In 2014 we are awash with data. Resequencing is modestly priced and a range of platform technologies provide terabytes of “-omics” information about the world’s great infectious diseases. On the parasites that cause them, the vectors that transmit them and on the host response to them. It seems a long time now since the the Tritryp (Trypanosoma brucei, Trypanosoma cruzi and Leishmania major) genomes were first analysed and published. In the intervening period a wealth of attendant data from other platforms have provided gene expression data for life-cycle stages via the proteomes and transcriptomes, and new strains of these parasites are being sequenced every day, providing us with a detailed knowledge of the heterogeneity present in the gene pool of each of these species.
Surprisingly, one of the four human infective trypanosomatid species had apparently slipped out from under the gaze of the early sequencing networks and consortiums. A trypanosome which infects a very large number of mammals and animals in Latin America and which is vector borne – transmitted with, alongside of and by the same vectors that transmit Chagas disease, but which never causes disease and which has a considerable cost to the Latin American health systems by confounding diagnosis and confusing treatment. The parasite is “the other American Trypanosome” Trypanosoma rangeli.
The significance of T. rangeli is not though confined to confounding treatment and diagnosis of Chagas disease. Along with its interesting and distinct biology, the high degree of shared antigenicity may make it actually protective against Chagas disease, while it’s pathogenicity to triatomine vectors makes it a potential biological control agent. Perhaps most importantly, its avirulence and recent divergence from T. cruzi make it an ideal candidate for comparative genomics and drug/vaccine candidate screening. Especially, when compared with genomes from each of the major pathogenic lineages of T. cruzi and an apparently asymptomatic lineage associated with bats – T. cruzi marinkellei.

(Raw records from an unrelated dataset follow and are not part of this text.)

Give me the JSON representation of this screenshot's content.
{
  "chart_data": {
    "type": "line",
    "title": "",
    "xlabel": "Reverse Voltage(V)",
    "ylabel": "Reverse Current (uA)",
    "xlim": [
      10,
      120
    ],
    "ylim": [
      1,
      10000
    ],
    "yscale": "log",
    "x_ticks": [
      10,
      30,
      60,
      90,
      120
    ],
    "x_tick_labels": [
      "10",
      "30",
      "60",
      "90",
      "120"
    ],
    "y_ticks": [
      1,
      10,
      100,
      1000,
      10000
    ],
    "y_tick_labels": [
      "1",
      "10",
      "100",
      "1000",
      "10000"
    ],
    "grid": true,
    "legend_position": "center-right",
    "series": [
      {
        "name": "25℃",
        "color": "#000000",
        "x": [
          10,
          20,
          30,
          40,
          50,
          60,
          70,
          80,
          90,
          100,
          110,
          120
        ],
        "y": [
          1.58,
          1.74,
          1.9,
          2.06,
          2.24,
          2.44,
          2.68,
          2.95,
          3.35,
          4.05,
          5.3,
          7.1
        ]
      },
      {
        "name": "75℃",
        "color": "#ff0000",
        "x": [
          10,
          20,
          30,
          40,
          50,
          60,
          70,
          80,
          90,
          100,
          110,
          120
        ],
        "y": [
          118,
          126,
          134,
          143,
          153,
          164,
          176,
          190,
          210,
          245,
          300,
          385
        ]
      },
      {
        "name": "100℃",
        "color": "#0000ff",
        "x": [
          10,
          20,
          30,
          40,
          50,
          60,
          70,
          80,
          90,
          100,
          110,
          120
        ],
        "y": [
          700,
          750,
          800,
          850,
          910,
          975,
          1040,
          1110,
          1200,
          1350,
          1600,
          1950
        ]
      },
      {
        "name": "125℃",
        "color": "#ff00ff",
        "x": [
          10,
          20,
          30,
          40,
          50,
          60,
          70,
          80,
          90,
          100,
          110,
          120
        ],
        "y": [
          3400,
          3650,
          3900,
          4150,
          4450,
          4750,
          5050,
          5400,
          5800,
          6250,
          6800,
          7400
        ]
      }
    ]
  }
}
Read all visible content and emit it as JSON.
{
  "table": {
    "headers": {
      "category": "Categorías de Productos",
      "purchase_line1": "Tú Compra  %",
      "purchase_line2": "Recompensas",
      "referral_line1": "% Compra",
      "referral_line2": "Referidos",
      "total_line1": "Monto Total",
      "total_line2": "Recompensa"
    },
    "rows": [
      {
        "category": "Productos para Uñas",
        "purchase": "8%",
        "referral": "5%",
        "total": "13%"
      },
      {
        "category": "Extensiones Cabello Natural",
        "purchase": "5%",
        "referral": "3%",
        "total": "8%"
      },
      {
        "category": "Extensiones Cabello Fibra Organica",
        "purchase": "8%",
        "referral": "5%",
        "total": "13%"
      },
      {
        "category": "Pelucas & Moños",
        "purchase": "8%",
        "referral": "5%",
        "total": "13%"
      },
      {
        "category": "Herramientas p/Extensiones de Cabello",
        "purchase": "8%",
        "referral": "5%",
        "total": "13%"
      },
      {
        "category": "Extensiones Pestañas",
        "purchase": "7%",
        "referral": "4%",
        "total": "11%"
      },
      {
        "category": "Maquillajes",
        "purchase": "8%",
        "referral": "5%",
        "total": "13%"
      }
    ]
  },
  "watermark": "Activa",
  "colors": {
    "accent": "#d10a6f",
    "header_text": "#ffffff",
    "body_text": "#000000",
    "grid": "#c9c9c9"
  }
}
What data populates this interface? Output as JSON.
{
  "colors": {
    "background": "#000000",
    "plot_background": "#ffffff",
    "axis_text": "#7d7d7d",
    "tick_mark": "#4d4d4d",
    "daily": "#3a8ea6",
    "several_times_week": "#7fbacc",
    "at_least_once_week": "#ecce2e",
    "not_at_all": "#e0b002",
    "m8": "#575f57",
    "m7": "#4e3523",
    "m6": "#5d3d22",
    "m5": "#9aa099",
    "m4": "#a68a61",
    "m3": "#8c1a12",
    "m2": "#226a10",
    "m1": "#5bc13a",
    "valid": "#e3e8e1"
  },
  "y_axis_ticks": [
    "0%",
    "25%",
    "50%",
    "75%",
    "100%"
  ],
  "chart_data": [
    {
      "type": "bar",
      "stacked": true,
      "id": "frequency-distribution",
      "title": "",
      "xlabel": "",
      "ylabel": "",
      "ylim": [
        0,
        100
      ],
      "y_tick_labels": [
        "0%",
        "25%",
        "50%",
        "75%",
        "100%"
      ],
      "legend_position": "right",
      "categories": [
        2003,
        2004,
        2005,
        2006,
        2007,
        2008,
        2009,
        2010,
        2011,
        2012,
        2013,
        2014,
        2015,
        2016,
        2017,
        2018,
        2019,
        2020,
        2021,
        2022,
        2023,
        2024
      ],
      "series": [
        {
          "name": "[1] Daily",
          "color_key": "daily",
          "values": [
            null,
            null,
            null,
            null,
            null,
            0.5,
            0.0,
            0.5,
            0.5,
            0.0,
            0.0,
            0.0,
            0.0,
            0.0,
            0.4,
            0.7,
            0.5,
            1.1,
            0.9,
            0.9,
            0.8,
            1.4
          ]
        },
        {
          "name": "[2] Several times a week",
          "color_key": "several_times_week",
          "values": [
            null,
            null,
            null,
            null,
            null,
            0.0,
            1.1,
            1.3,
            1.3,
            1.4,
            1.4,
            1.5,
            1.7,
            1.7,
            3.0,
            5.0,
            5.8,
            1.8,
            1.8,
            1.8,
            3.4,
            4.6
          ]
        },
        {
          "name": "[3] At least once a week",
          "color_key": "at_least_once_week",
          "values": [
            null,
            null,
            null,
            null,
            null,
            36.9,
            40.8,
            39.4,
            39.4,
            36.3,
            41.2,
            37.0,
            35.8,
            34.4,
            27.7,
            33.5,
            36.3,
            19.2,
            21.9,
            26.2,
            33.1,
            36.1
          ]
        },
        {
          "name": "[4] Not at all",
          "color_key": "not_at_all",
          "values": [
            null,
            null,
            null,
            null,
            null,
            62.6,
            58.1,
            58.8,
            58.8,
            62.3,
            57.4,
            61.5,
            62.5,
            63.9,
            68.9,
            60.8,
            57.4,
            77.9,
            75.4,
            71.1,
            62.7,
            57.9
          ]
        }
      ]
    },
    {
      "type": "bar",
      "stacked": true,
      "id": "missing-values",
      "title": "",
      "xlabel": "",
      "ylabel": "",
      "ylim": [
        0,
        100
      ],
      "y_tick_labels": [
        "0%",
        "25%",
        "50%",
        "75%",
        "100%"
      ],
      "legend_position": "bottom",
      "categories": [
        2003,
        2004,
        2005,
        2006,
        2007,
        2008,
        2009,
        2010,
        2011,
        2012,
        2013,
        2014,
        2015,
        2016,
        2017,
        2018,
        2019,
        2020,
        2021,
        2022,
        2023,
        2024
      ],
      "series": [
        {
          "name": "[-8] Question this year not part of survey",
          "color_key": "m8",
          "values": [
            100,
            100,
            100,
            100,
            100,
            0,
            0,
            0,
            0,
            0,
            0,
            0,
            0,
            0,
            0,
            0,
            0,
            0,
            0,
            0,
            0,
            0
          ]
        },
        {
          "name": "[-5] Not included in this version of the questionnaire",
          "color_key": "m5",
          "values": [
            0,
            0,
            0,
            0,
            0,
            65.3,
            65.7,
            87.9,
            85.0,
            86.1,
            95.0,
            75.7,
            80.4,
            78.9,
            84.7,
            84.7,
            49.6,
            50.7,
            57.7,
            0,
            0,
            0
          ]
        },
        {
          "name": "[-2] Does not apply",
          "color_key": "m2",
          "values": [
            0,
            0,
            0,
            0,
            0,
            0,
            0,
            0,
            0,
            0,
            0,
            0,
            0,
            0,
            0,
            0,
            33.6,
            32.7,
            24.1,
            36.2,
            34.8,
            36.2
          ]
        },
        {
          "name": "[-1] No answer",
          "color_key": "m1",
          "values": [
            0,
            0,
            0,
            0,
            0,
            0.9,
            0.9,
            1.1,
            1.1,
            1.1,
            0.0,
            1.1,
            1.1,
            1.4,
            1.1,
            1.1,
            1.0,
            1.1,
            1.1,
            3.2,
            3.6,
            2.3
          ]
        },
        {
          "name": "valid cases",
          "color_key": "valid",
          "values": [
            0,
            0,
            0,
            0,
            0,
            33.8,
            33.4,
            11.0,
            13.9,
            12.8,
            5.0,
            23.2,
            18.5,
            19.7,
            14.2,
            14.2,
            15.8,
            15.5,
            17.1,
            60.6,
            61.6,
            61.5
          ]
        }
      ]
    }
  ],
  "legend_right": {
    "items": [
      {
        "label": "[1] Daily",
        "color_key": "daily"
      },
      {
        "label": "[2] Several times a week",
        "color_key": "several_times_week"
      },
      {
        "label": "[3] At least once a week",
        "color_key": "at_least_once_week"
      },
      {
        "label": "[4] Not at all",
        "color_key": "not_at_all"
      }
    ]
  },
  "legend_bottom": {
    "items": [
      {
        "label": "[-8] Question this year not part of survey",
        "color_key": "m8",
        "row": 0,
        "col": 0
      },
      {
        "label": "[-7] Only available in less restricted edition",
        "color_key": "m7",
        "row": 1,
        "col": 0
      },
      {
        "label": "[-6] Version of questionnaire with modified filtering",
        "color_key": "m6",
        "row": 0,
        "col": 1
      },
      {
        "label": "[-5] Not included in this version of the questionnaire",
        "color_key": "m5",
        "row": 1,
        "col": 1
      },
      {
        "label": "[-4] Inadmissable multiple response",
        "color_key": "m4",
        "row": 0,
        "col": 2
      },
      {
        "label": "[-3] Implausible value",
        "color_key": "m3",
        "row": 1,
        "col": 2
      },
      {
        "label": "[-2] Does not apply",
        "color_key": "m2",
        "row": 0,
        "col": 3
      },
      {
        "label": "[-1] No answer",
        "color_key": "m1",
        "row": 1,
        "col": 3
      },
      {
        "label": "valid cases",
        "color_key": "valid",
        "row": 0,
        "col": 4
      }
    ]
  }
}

This week has seen the publication of the first T. rangeli genome and its deposition in TriTrypDB/EuPathDB by a consortium orchestrated from UFSC (Florianópolis) in Brazil. As might be expected most (>90%) of its genes are shared with T. cruzi, but it has far fewer members of the multicopy virulence factor families such as trans-sialidases, mucins and MASPs and conversely more copies of the amastin family of genes suggesting a role for them in vector interaction. Interestingly evidence of the RNAi pathway was found and although it appears to be non-functional it is indicative of the progressive loss of the pathway in this lineage of trypanosomes. Finally, the antioxidant defenses are noticeably deficient which may relate to poor intracellular survival and the lack of virulence in the mammalian host.
The key to Chagas virulence will lie in the differences between the avirulent and the virulent as it does for other parasites where avirulent strains and relatives are increasingly the focus of new research. It is to be hoped that the publication of this genome and the genomes of other related trypanosomes will open the door for the comparative analyses which will provide a comprehensive view of Chagas disease pathogenesis and perhaps point the way to the most effective new lines of treatment which remain sorely needed.